Congress debated today over the Bush Administration’s proposed $700 billion financial rescue package designed to shore up the mortgage market and financial services companies.

In a related development, Morgan Stanley and Goldman Sachs announced they would be converting from investment banks – the model they’ve operated under for the last 20 years – to more conventional bank holding companies. The moves by Morgan and Goldman were made in the wake of the failures of Bear Sterns and Lehman Brothers and the near failure of AIG as well as the merger of Merrill Lynch and Bank of America.

The Bush Administration pushed for quick approval of the financial rescue package. “Failure to act would have broad consequences far beyond Wall Street,” President Bush said in a prepared statement. “It would threaten small business owners and homeowners on Main Street.”

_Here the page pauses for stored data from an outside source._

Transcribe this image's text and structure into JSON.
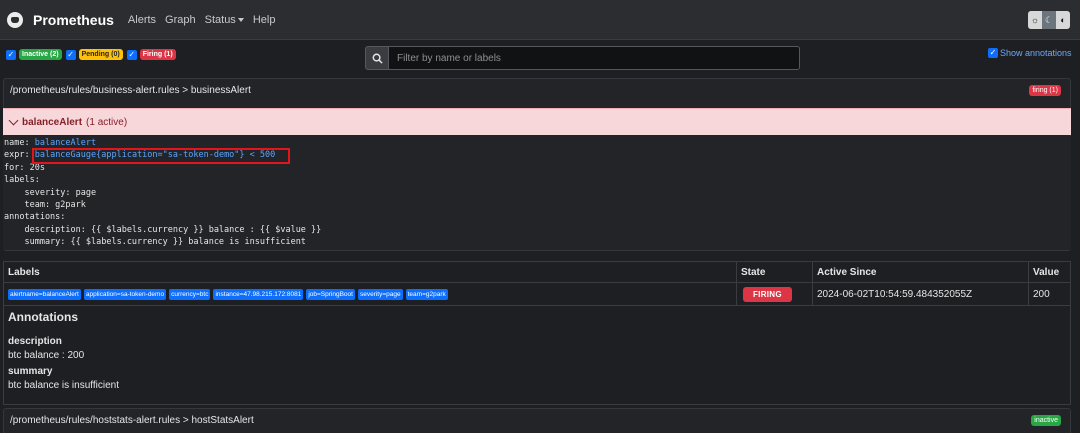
{
  "navbar": {
    "brand": "Prometheus",
    "items": [
      "Alerts",
      "Graph",
      "Status",
      "Help"
    ]
  },
  "filters": {
    "inactive": "Inactive (2)",
    "pending": "Pending (0)",
    "firing": "Firing (1)"
  },
  "search": {
    "placeholder": "Filter by name or labels"
  },
  "show_annotations": "Show annotations",
  "group1": {
    "path": "/prometheus/rules/business-alert.rules > businessAlert",
    "badge": "firing (1)"
  },
  "alert": {
    "name": "balanceAlert",
    "active": "(1 active)"
  },
  "rule": {
    "name_key": "name:",
    "name_val": "balanceAlert",
    "expr_key": "expr:",
    "expr_val": "balanceGauge{application=\"sa-token-demo\"} < 500",
    "for_line": "for: 20s",
    "labels_line": "labels:",
    "severity_line": "    severity: page",
    "team_line": "    team: g2park",
    "annotations_line": "annotations:",
    "description_line": "    description: {{ $labels.currency }} balance : {{ $value }}",
    "summary_line": "    summary: {{ $labels.currency }} balance is insufficient"
  },
  "table": {
    "headers": {
      "labels": "Labels",
      "state": "State",
      "active_since": "Active Since",
      "value": "Value"
    },
    "row": {
      "labels": [
        "alertname=balanceAlert",
        "application=sa-token-demo",
        "currency=btc",
        "instance=47.98.215.172:8081",
        "job=SpringBoot",
        "severity=page",
        "team=g2park"
      ],
      "state": "FIRING",
      "active_since": "2024-06-02T10:54:59.484352055Z",
      "value": "200"
    },
    "annotations": {
      "title": "Annotations",
      "description_key": "description",
      "description_val": "btc balance : 200",
      "summary_key": "summary",
      "summary_val": "btc balance is insufficient"
    }
  },
  "group2": {
    "path": "/prometheus/rules/hoststats-alert.rules > hostStatsAlert",
    "badge": "inactive"
  },
  "colors": {
    "firing": "#dc3545",
    "inactive": "#28a745",
    "pending": "#ffc107",
    "accent": "#0d6efd"
  }
}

But Democrats were pushing for more protections for homeowners and taxpayers.

“The Administration’s $700 billion proposal does not include the necessary safeguards.  Democrats believe a responsible solution should include independent oversight, protections for homeowners and constraints on excessive executive compensation,” House Speaker Nancy Pelosi (D-Calif.) said in a prepared statement. “We will not simply hand over a $700 billion blank check to Wall Street and hope for a better outcome.  Democrats will act responsibly to insulate Main Street from Wall Street.”

Pelosi added: "As we proceed to deal with this crisis, this is clear recognition that the party is over for the Bush Administration’s anything goes, failed economic policies that have damaged our economy, undermined the middle class and further pointed out the need for a new direction."

Among the highlights of the proposed legislation:

  • The Administration would work with Congress to pass legislation approving the Federal government’s purchase of difficult–to-sell assets, such as troubled mortgages, from banks and other financial institutions.
  • Money market funds could opt in and pay a fee to participate in an insurance fund that would compensate investors in the unlikely event that a money market fund must liquidate.
  • The Federal Reserve would also taking steps to provide additional liquidity to money market mutual funds.

As details emerged on the plan, Wall Street took a hard look at the consequences. Many investors were skeptical, sending the stock market lower by more than 200 points in early trading Monday after last week’s roller coaster ride on the exchange.